I received my BA and MA degrees in history from the University of North Carolina at Chapel Hill in 1960 and 1962 respectively. For the next three years I taught history in a secondary modern school in England, performed professionally as a folksinger, and served as an instructor for the North Carolina State College extension division at Fort Bragg, where I first became interested in the occupational folklore of the military. In the fall of 1965 I entered the Ph.D. program in folklore at Indiana University and received my degree in 1974. In 1967 I took a teaching position at Buffalo State College, where I am now a professor emerita of anthropology.
Between 1967 and 1982 I did extensive fieldwork in the urban folklore of the Niagara Frontier, with special emphasis on legend and religious folk custom and belief. In the thirty-five years I have been at Buffalo State College my students and I have amassed a collection of approximately five thousand fieldwork projects, one of the largest regional folklore archives in the United States. Since 1982 I have been doing research in military folklore, with special emphasis on the songs written in Vietnam by the men and women who served there. The archive of the The Vietnam Veterans Oral History and Folklore Project, of which I am director, contains over four hundred hours of songs recorded in Southeast Asia. Articles about the Project have appeared in the New York Times and the Christian Science Monitor. I have produced concerts of these songs for the American Folklife Center of the Library of Congress, the Smithsonian Institution and the National Archives, as well as a recording, In Country, for Rounder Records and an Austin City Limits special program hosted by Kris Kristofferson and broadcast on PBS on Veterans Day, 1992. I am also listowner of vwar-l, an Internet discussion list set up to facilitate communication among veterans, teachers, scholars and students of the Vietnam War.
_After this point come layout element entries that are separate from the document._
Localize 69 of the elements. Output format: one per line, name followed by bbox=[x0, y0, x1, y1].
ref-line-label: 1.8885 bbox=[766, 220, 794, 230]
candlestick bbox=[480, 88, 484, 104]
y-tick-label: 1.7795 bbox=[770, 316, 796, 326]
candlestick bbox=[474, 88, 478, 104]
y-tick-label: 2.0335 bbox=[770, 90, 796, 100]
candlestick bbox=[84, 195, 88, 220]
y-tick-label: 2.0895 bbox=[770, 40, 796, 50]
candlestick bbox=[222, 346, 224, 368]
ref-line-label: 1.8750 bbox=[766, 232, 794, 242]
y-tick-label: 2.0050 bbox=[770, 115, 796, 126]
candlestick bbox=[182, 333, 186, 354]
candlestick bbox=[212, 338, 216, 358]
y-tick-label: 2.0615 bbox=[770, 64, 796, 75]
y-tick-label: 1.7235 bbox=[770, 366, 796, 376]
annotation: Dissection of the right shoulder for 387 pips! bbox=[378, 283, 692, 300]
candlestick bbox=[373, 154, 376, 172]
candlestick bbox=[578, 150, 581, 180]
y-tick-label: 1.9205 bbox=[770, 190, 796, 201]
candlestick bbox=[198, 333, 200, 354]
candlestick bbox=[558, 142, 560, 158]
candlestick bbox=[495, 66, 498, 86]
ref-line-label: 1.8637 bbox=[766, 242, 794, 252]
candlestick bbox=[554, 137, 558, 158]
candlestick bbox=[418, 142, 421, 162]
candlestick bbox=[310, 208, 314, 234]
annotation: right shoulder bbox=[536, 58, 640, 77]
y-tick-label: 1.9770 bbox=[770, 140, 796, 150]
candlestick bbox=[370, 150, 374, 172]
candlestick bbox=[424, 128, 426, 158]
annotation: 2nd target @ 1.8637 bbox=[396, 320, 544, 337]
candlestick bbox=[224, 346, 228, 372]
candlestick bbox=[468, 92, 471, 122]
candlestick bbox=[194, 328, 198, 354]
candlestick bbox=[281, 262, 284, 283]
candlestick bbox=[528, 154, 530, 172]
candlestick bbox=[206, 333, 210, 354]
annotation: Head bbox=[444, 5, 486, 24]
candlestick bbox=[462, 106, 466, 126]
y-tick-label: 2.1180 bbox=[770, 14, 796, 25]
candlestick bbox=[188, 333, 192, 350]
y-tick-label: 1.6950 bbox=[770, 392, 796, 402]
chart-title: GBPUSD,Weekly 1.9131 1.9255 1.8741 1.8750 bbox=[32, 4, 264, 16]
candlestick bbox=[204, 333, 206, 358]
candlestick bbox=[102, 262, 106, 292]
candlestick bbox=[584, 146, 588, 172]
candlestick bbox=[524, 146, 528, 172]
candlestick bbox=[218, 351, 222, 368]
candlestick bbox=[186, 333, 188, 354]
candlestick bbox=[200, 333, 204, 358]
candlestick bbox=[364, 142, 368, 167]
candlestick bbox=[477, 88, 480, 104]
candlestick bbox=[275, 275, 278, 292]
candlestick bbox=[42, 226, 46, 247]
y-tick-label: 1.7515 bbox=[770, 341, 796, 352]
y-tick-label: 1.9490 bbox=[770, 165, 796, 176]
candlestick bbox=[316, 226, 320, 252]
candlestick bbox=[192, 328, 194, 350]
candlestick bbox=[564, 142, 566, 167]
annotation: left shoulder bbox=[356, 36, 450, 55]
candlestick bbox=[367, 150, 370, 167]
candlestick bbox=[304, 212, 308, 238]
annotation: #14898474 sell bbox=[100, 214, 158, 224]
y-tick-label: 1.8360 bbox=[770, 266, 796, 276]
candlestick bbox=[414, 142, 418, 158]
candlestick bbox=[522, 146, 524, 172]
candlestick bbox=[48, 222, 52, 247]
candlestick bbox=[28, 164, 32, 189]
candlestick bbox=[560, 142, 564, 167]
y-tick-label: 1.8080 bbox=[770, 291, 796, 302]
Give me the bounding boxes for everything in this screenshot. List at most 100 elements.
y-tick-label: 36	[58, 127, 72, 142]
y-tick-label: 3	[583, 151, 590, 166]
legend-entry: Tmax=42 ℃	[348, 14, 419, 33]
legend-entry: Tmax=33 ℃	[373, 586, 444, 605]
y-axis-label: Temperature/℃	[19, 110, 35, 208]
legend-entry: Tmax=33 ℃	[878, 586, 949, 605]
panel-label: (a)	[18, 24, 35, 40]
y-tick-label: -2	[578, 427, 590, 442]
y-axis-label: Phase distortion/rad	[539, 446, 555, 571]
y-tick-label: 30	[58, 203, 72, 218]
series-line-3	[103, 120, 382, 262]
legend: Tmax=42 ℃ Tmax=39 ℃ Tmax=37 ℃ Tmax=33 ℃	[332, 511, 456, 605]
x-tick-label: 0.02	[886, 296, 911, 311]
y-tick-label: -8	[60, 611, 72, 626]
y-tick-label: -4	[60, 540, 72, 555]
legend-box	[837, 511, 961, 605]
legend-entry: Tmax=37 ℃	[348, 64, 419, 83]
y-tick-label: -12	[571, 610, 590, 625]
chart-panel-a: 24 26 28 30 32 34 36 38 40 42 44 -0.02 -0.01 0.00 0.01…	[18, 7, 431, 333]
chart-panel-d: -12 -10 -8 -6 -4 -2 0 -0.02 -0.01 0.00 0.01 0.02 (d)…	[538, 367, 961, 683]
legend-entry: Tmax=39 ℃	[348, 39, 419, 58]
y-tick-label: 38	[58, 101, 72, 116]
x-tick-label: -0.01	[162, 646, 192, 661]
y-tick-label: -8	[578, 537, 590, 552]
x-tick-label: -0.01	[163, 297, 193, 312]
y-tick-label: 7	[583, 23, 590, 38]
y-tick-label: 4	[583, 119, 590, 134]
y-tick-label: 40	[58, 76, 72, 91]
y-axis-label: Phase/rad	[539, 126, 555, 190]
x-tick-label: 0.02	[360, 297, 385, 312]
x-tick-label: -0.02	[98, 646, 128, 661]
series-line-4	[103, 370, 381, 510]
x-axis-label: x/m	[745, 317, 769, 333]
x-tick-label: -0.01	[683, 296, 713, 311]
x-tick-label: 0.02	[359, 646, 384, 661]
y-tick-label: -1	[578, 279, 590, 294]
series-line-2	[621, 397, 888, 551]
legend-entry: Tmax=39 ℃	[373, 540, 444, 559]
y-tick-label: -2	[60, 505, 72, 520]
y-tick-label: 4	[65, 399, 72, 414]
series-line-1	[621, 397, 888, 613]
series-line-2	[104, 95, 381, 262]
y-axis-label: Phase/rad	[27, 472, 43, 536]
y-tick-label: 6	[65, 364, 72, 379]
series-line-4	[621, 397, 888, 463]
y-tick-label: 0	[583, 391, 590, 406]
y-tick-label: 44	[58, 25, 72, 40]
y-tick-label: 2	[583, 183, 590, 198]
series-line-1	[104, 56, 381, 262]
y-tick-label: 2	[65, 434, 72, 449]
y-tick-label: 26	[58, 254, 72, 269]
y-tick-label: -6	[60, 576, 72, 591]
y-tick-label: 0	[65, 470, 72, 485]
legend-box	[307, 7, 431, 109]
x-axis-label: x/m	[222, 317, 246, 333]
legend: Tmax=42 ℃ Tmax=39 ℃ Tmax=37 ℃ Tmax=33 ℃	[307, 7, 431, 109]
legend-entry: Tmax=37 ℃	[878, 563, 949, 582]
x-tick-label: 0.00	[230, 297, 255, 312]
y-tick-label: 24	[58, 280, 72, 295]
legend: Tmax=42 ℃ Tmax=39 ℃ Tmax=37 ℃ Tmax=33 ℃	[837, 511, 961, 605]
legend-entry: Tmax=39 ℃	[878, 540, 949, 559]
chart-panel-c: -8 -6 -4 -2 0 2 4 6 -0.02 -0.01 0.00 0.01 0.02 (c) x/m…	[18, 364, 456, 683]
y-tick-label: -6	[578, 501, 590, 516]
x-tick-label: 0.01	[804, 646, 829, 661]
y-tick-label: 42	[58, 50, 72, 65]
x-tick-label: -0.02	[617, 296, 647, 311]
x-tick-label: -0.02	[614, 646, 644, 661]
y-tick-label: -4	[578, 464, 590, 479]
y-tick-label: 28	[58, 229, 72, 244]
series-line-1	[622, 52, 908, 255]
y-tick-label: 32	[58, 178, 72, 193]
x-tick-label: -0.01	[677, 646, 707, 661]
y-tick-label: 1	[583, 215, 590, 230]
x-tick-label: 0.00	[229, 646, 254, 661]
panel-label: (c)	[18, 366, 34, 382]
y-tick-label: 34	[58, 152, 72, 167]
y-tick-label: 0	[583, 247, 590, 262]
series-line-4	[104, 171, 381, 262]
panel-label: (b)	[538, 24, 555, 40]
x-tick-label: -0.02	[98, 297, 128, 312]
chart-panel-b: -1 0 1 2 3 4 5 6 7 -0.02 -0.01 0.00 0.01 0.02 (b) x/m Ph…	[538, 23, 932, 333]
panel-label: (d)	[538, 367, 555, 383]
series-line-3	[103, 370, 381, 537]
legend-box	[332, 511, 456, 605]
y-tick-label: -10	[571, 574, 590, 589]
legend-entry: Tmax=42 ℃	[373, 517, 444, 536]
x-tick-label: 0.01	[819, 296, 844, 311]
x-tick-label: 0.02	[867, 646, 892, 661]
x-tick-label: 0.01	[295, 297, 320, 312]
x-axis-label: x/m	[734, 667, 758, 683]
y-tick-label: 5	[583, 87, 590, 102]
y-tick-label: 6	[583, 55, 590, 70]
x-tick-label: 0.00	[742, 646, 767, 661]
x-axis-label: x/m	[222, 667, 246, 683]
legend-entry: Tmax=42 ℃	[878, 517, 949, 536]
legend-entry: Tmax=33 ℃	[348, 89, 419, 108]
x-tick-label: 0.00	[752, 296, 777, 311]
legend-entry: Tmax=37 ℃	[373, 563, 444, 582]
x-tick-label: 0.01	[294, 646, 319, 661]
The Vietnam Veterans Oral History and Folklore Project
The Vietnam Veterans Oral History and Folklore Project is engaged in an ongoing undertaking to collect, preserve and make better known the folklore, especially the folksongs, of Americans in war.
Consultancies
The Smithsonian Institution, the American Folklife Center at the Library of Congress, the Vietnam Veterans Memorial Fund, PBS, the National Air and Space Museum, the National Archives, the Philadelphia Folk Festival, CBS News, the Washington Times, the British Broadcasting Corporation, Penthouse, National Public Radio, Stars and Stripes, the Army Times, the New York State Vietnam Memorial, the Media Center at the American Press Institute, Fox Television, USA Today, Radio Telefis Eireann, ABC News, the Arts and Entertainment Channel and Belo Interactive.Publications
My articles on the folksongs of Americans in the Vietnam War were published in SUNY Research, Vietnam Magazine, the New York State Veterans’ Interchange, Folklife Center News, New York Folklore and the Journal of American Folklore. Articles on the Vietnam Veterans Memorial have appeared in Reflecting, American Association for the History of Nursing Bulletin and International Folklore Review. My book about the Memorial, The Last Firebase: A Guide to the Vietnam Veterans Memorial was published by White Mane Press in 1987. My notes for the CD In Country were nominated for an Indy. Recently I have been working with Border City Records to produce documentary CDs of the material in the archive of the Vietnam Veterans Oral History and Folklore Project.Papers, Lectures and Presentations
I have read scholarly papers and chaired panels on the folklore of Americans in war at meetings of the American Studies Association, the Inter-University Seminar on Armed Forces and Society, the Western New York Association of Historical Agencies, Sixties Generation, the New York Folklore Society, the American Folklore Society, and the Popular Culture Association. I have also presented papers for the Media Center at the American Press Institute, the National Archives, the DeCordova Museum, the Washington Program for the Arts, the National Museum of African Art, the American Folklife Center at the Library of Congress, the Festival of American Folklife, and the Smithsonian Resident Associates Program.I have given lectures on the Vietnam Veterans Memorial or the folklore of Americans at war and produced concerts for many colleges, museums and universities including the Naval Academy, Hampden-Sydney College, Marist College, the Hudson River Museum, SUNY Binghamton, Canton State College, SUNY Purchase, City Lore, the Buffalo Naval Servicemen’s Park, the Museums at Stony Brook, the Washington International Studies Council, the Montshire Museum, the Roberson Center, the North Carolina Center for the Advancement of Teaching Seminar, and the NEH Summer Workshop for Secondary Social Sciences Teachers. I have also taught courses on the war. I was a guest speaker at the Vietnam Veterans Memorial on Memorial Day, 1990, and have given lectures and addresses to numerous veterans groups, usually under the sponsorship of the New York Council on the Humanities. I have spoken at the Moving Wall on many occasions and I have produced concerts for several reunions and veterans’ organizations including the Nebraska Vietnam Veterans Reunion and the Capital Aviation Club.